Saturday, May 21, 2011

The “Secret” of My Success

One fun element of my life is when I discover I am accidentally right.  So much of my life is shot from the hip that discovering I got something right is a fun diversion.  There are times I don’t guess, or take an educated guess about facts, and that’s not to what I’m referring.  What I’m talking about are those rare times I decide on a course of action, a direction, or even a restaurant and it turns out right.  The action was timely, the direction was where I needed to be, the restaurant had a short wait and great food.  I wish it happened more, and I have noticed that it has lately.

I have believed that, when my relationship with my Master is in good shape, I have a knack for making good decisions.  Obviously the qualifier makes it clear that the “intuitive” process is actually the Spirit of my Master connecting the dots for me out of sight in my unconscious mind.  He becomes the “wizard” behind the curtain, and really just as obvious.  It clearly can’t be me.  So, when Chambers uses Matthew 6:33, this verse makes a lot of sense to me.  This is my “secret for success.” 

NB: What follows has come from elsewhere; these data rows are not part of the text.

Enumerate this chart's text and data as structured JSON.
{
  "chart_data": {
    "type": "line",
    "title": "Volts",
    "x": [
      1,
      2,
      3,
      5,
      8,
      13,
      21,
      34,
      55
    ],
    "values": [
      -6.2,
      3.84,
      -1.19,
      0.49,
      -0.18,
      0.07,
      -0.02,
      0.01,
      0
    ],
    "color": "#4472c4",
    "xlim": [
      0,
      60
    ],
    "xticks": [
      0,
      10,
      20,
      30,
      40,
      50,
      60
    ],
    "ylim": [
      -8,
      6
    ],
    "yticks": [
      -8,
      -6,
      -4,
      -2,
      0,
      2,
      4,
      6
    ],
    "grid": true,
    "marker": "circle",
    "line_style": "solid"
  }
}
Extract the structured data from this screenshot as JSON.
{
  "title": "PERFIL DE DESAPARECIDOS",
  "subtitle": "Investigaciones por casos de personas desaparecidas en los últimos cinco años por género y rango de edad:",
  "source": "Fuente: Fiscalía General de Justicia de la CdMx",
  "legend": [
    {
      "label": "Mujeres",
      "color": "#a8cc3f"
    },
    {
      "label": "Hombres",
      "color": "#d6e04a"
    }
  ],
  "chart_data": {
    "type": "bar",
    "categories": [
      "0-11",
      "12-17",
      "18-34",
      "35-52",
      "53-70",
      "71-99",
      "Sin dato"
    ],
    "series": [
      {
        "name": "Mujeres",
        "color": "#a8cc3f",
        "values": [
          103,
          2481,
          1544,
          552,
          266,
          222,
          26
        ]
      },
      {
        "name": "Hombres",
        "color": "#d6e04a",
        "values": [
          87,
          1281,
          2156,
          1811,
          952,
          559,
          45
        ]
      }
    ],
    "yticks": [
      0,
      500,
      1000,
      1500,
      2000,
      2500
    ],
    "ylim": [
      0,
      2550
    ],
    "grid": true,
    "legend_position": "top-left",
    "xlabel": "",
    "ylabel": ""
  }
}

In conversations, I give the impression that I’m smart, intentionally.  I also try to give the impression that I do a lot of thinking, probably more than is good for me.  But when it comes down to important stuff, the right word at the right time, hard decision, keen insight, stuff apart from random tidbits of useless knowledge, I’m not the one shining through.  I can’t be.  The real stuff in my life that is truly impressive and not fluff and show comes from my Master.  I get my best lines from Him.  I get my best insights from Him.  He makes me look real good, like a real good supporting actor.

At those times I try to appear smart, I doubt I’m really fooling anyone.  When I try to seem deep, my shallow self shows.  But when I am truly seeking the Kingdom, my King does the real stuff, and all my pretenses are lost in the reality of His action through me.  Then it becomes clear that I am a servant of the King, not the king.  It is my hope that I also appear to be a knight of the realm.  It is then that my true character marked by the presence and power of my Master truly shines through, and He is truly glorified in me.

Oswald Chambers' "My Utmost For His Highest": May 21st.